The EOC's first claim, regarding discrimination, was that a causation test had been illegally introduced because the new definition under the Regulations states that harassment only arises where a woman is subjected to behaviour "on the ground of her sex". By contrast, the Directive merely requires that conduct is "related to" the sex of a person and therefore it is the association with sex, rather than causation by it, which defines harassment. The EOC argued that, legally, causation is only required when seeking to prove discrimination, not harassment. The Court agreed with this and held that the new law needs to be amended to eliminate the need for causation. Its interesting to see that, in this case, the Court felt that it would have been a stretch too far to make the Regulations fit with the Directive and so recommended that the Regulations be amended.

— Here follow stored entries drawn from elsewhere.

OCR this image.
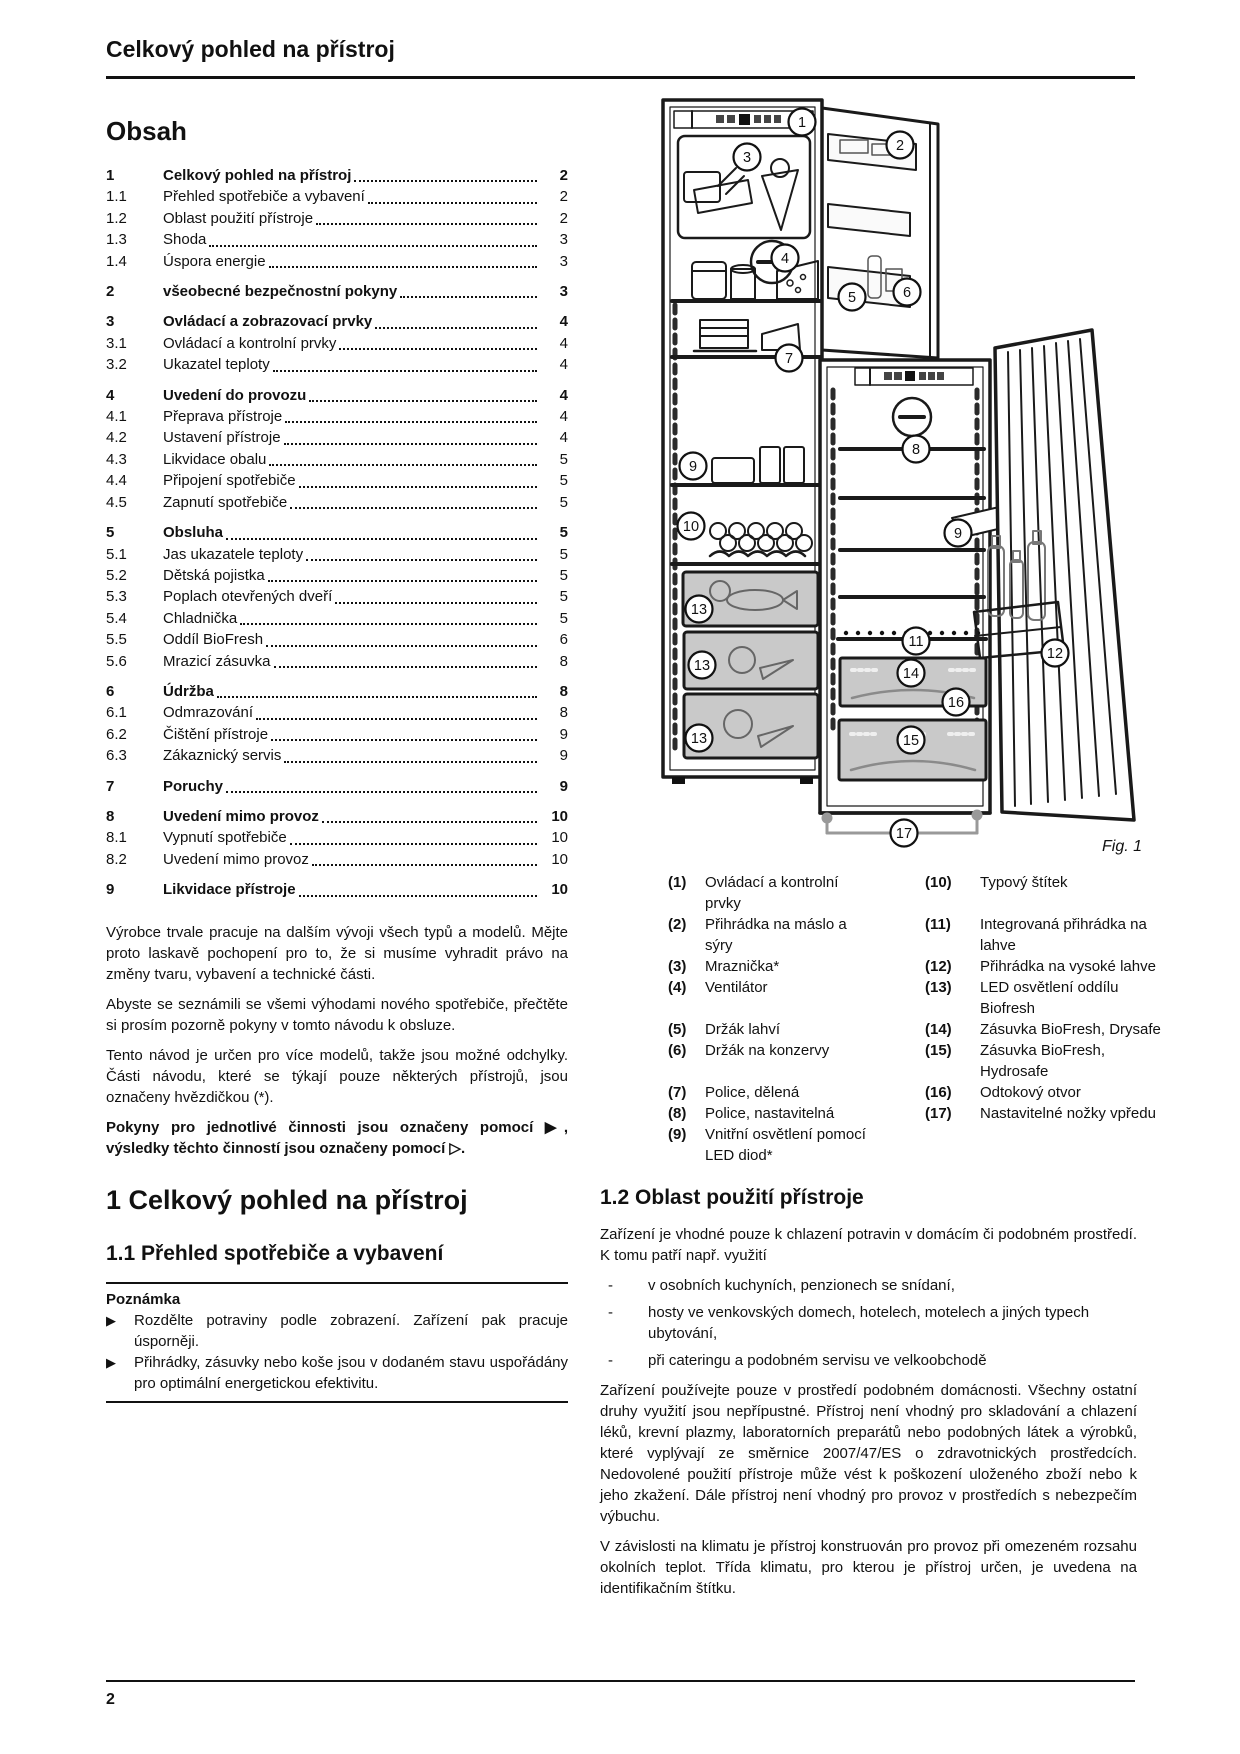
Celkový pohled na přístroj
Obsah
1	Celkový pohled na přístroj	2
1.1	Přehled spotřebiče a vybavení	2
1.2	Oblast použití přístroje	2
1.3	Shoda	3
1.4	Úspora energie	3
2	všeobecné bezpečnostní pokyny	3
3	Ovládací a zobrazovací prvky	4
3.1	Ovládací a kontrolní prvky	4
3.2	Ukazatel teploty	4
4	Uvedení do provozu	4
4.1	Přeprava přístroje	4
4.2	Ustavení přístroje	4
4.3	Likvidace obalu	5
4.4	Připojení spotřebiče	5
4.5	Zapnutí spotřebiče	5
5	Obsluha	5
5.1	Jas ukazatele teploty	5
5.2	Dětská pojistka	5
5.3	Poplach otevřených dveří	5
5.4	Chladnička	5
5.5	Oddíl BioFresh	6
5.6	Mrazicí zásuvka	8
6	Údržba	8
6.1	Odmrazování	8
6.2	Čištění přístroje	9
6.3	Zákaznický servis	9
7	Poruchy	9
8	Uvedení mimo provoz	10
8.1	Vypnutí spotřebiče	10
8.2	Uvedení mimo provoz	10
9	Likvidace přístroje	10

Výrobce trvale pracuje na dalším vývoji všech typů a modelů. Mějte proto laskavě pochopení pro to, že si musíme vyhradit právo na změny tvaru, vybavení a technické části.

Abyste se seznámili se všemi výhodami nového spotřebiče, přečtěte si prosím pozorně pokyny v tomto návodu k obsluze.

Tento návod je určen pro více modelů, takže jsou možné odchylky. Části návodu, které se týkají pouze některých přístrojů, jsou označeny hvězdičkou (*).

Pokyny pro jednotlivé činnosti jsou označeny pomocí ▶, výsledky těchto činností jsou označeny pomocí ▷.

1 Celkový pohled na přístroj
1.1 Přehled spotřebiče a vybavení
Poznámka
▶ Rozdělte potraviny podle zobrazení. Zařízení pak pracuje úsporněji.
▶ Přihrádky, zásuvky nebo koše jsou v dodaném stavu uspořádány pro optimální energetickou efektivitu.
1
2
3
4
5	6
7
9
10
13
13
13
8
9
11
12
14
16
15
17
Fig. 1
(1)	Ovládací a kontrolní prvky
(10)	Typový štítek
(2)	Přihrádka na máslo a sýry
(11)	Integrovaná přihrádka na lahve
(3)	Mraznička*	(12)	Přihrádka na vysoké lahve
(4)	Ventilátor	(13)	LED osvětlení oddílu Biofresh
(5)	Držák lahví	(14)	Zásuvka BioFresh, Drysafe
(6)	Držák na konzervy	(15)	Zásuvka BioFresh, Hydrosafe
(7)	Police, dělená	(16)	Odtokový otvor
(8)	Police, nastavitelná	(17)	Nastavitelné nožky vpředu
(9)	Vnitřní osvětlení pomocí LED diod*
1.2 Oblast použití přístroje

Zařízení je vhodné pouze k chlazení potravin v domácím či podobném prostředí. K tomu patří např. využití

- v osobních kuchyních, penzionech se snídaní,
- hosty ve venkovských domech, hotelech, motelech a jiných typech ubytování,
- při cateringu a podobném servisu ve velkoobchodě

Zařízení používejte pouze v prostředí podobném domácnosti. Všechny ostatní druhy využití jsou nepřípustné. Přístroj není vhodný pro skladování a chlazení léků, krevní plazmy, laboratorních preparátů nebo podobných látek a výrobků, které vyplývají ze směrnice 2007/47/ES o zdravotnických prostředcích. Nedovolené použití přístroje může vést k poškození uloženého zboží nebo k jeho zkažení. Dále přístroj není vhodný pro provoz v prostředích s nebezpečím výbuchu.

V závislosti na klimatu je přístroj konstruován pro provoz při omezeném rozsahu okolních teplot. Třída klimatu, pro kterou je přístroj určen, je uvedena na identifikačním štítku.

2
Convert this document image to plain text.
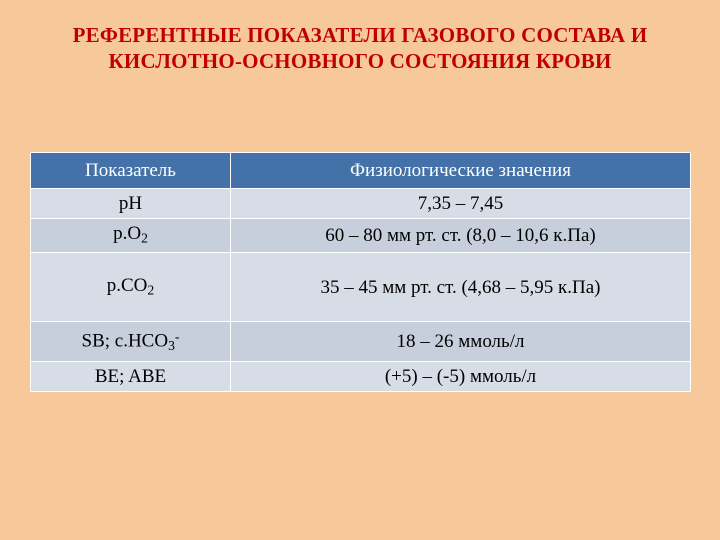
РЕФЕРЕНТНЫЕ ПОКАЗАТЕЛИ ГАЗОВОГО СОСТАВА И КИСЛОТНО-ОСНОВНОГО СОСТОЯНИЯ КРОВИ
Показатель	Физиологические значения
pH	7,35 – 7,45
$p.O_2$	60 – 80 мм рт. ст. (8,0 – 10,6 к.Па)
$p.CO_2$	35 – 45 мм рт. ст. (4,68 – 5,95 к.Па)
SB; $с.HCO_3^-$	18 – 26 ммоль/л
BE; ABE	(+5) – (-5) ммоль/л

In relation to harassment, the EOC argued that the Regulations require that the unwanted conduct be directed at the complainant, when the Directive does not require this and would seem to cover a situation where behaviour directed at a third party has the effect (if not the purpose) of creating an intimidating or humiliating or offensive environment for the claimant. The Court ruled that the law should also be amended here to reflect the fact that there could be harassment of a woman even where conduct was not directed at her.

The Court did however reject an additional argument from the EOC and confirmed that harassment could be established by an objective rather than subjective test.

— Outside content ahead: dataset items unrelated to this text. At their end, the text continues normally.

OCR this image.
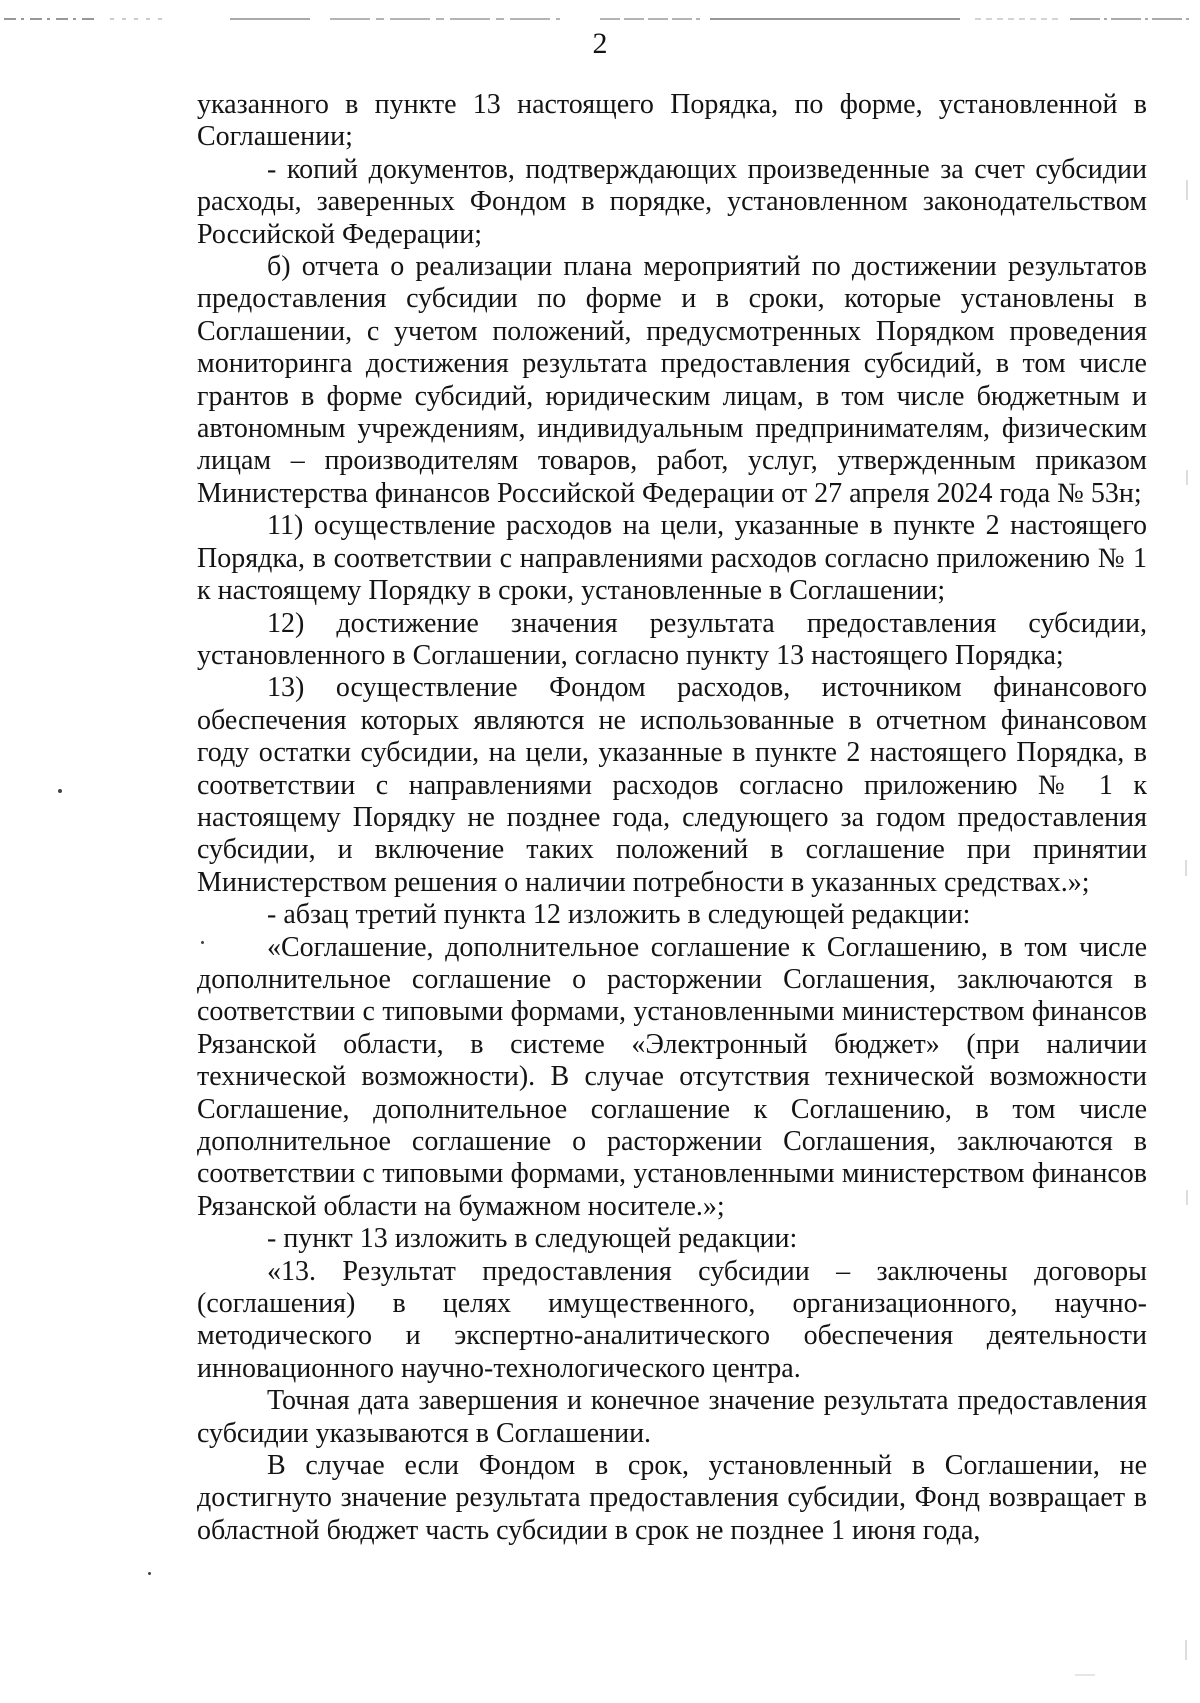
2

указанного в пункте 13 настоящего Порядка, по форме, установленной в Соглашении;

- копий документов, подтверждающих произведенные за счет субсидии расходы, заверенных Фондом в порядке, установленном законодательством Российской Федерации;

б) отчета о реализации плана мероприятий по достижении результатов предоставления субсидии по форме и в сроки, которые установлены в Соглашении, с учетом положений, предусмотренных Порядком проведения мониторинга достижения результата предоставления субсидий, в том числе грантов в форме субсидий, юридическим лицам, в том числе бюджетным и автономным учреждениям, индивидуальным предпринимателям, физическим лицам – производителям товаров, работ, услуг, утвержденным приказом Министерства финансов Российской Федерации от 27 апреля 2024 года № 53н;

11) осуществление расходов на цели, указанные в пункте 2 настоящего Порядка, в соответствии с направлениями расходов согласно приложению № 1 к настоящему Порядку в сроки, установленные в Соглашении;

12) достижение значения результата предоставления субсидии, установленного в Соглашении, согласно пункту 13 настоящего Порядка;

13) осуществление Фондом расходов, источником финансового обеспечения которых являются не использованные в отчетном финансовом году остатки субсидии, на цели, указанные в пункте 2 настоящего Порядка, в соответствии с направлениями расходов согласно приложению № 1 к настоящему Порядку не позднее года, следующего за годом предоставления субсидии, и включение таких положений в соглашение при принятии Министерством решения о наличии потребности в указанных средствах.»;

- абзац третий пункта 12 изложить в следующей редакции:

«Соглашение, дополнительное соглашение к Соглашению, в том числе дополнительное соглашение о расторжении Соглашения, заключаются в соответствии с типовыми формами, установленными министерством финансов Рязанской области, в системе «Электронный бюджет» (при наличии технической возможности). В случае отсутствия технической возможности Соглашение, дополнительное соглашение к Соглашению, в том числе дополнительное соглашение о расторжении Соглашения, заключаются в соответствии с типовыми формами, установленными министерством финансов Рязанской области на бумажном носителе.»;

- пункт 13 изложить в следующей редакции:

«13. Результат предоставления субсидии – заключены договоры (соглашения) в целях имущественного, организационного, научно-методического и экспертно-аналитического обеспечения деятельности инновационного научно-технологического центра.

Точная дата завершения и конечное значение результата предоставления субсидии указываются в Соглашении.

В случае если Фондом в срок, установленный в Соглашении, не достигнуто значение результата предоставления субсидии, Фонд возвращает в областной бюджет часть субсидии в срок не позднее 1 июня года,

Importantly, the EOC claimed that the Regulations failed to make employers vicariously liable for discrimination by third parties such as customers, clients or visitors and thus failed to implement the Directive. The Court ruled that the law should be changed to allow vicarious liability of an employer for failing to take steps to prevent harassment by third parties. Employers will have to be aware of a possible change in their obligations here as previous cases had held that employers did not have such liability.

In relation to pregnancy discrimination, the EOC argued that the Regulations incorrectly introduced a comparator for the purposes of establishing discrimination on the grounds of pregnancy (i.e. that a pregnant woman will be discriminated against if she is treated differently to a non-pregnant woman or a man). The EOC argued that this was contrary to previous case law and thus impermissible. The Court agreed and said that the Regulations should be amended to remove the need for a comparator.

The Government has since indicated that it has decided not to appeal against the judgement and will make appropriate changes to the Regulations.